In the village of Shuanghe, Yunnan, China, the curved gable roof topping the Pinch, a public library and community center, is a hybrid of forms and functions. The wood surface acts as a pedestrian ramp, playground, and seating for people-watching in the neighboring plaza below. It is also a symbol of the rural village’s rise over adversity.
In September 2012, a series of earthquakes struck the southwestern China province, killing more than 80 people and destroying thousands of buildings, including the school and nearly every residence in Shuanghe. As part of its recovery efforts, the government developed a plaza in the heart of the village. Olivier Ottevaere and John Lin, who are respectively an assistant and an associate professor of architecture at the University of Hong Kong (HKU), secured a grant from HKU to design and construct the 80-square-meter (861-square-foot) Pinch.
Located approximately 13 feet below than the village’s primary elevation, the plaza has a concrete retaining wall that Ottevaere and Lin repurpose as a bearing wall for the Pinch. The wall also lets the Pinch’s 123-square-meter (1,324-square-foot) roof become an accessible pedestrian bridge. The surface’s “gentle slope allows people to descend down into the plaza,” Ottevaere says.
The building’s roof, which echoes the shape of the nearby mountains, and three exterior walls are framed in timber as a nod to the traditional houses that once dotted the landscape, before the earthquakes. “We thought, ‘Instead of abandoning this material … why don’t we prove that we can use timber in a modern way?’ ” Ottevaere says.

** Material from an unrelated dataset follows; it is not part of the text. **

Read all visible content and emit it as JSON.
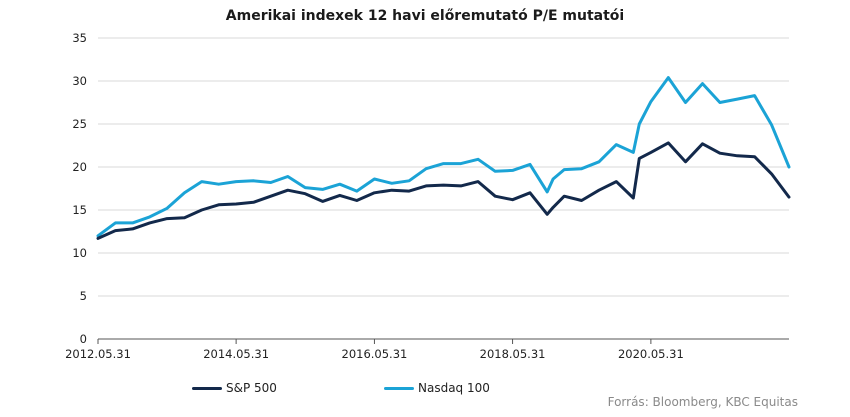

The team specified birch that had been pressure-treated to resist the elements, fungus, and insect infestations. Trucks transported the wood approximately 250 miles north from Kunming Dianmuju Shangmao Co., a timber mill in Kunming, Yunnan’s capital, to the project site. Local construction crews hand drew the shapes of the Pinch’s 17 roof trusses on the plaza’s concrete floor. These templates were used to construct the trusses from 4.3-inches-wide-by-1.3-inches-thick boards, which are connected with 1-centimeter-diameter, stainless steel bolts. The trusses range in size from 4.9 feet wide by 9.8 feet tall to 19.6 feet square, and are spaced approximately 3 feet apart.
After assembling the trusses on the ground, the crews raised them upright by hand. One end of each truss bears on the concrete retaining wall, while the other rests on one of 17 timber columns. Steel brackets connect the trusses to the retaining wall and the columns, which anchor into the building’s concrete foundation.
Once the trusses were in place, crews nailed 64 3.3-foot-by-6.6-foot aluminum sheets over the trusses and injected silicone sealant in the lap seams. They then screwed 16.4-foot-long, 4.3-inch-by-1.3-inch wood decking, spaced 0.80 inch on center, over the aluminum panels. A 3.6-foot-tall railing traces the plaza-facing roof edge. The railing’s posts align with the columns below, while the rails match the roof decking.
The designers used the modeling software Rhinoceros and physical mock-ups to determine the roof’s three-dimensional geometry, which is created using the straight decking members. The modeling helped assess how much the roof decking could torque between trusses, Ottevaere says. The boards “are buckling in two directions: length and the width,” he says.
Twenty bands of 39-inch-wide polycarbonate corrugated sheets hang from the library’s exterior wood framing. Several sheets act as operable doors and open to the plaza.
Inside the building, the exposed wood structural system serves another essential purpose. Wood bookshelves hang from 13 of the 17 roof trusses, with space around them for circulation. Each bay contains three shelves, approximately 35 inches long and 8 inches deep, that hold approximately 200 books, for a total capacity of 2,400 books.
Fundraising for the project began in September 2012. The project was completed in April 2014 at a cost of 130,000 renminbi (approximately $20,000). Ottevaere says that the Shuanghe community and the children immediately embraced the Pinch. “Once they moved all of their books in, it was theirs,” he says. “[It’s] a monument to the earthquake and the rebuilding effort.”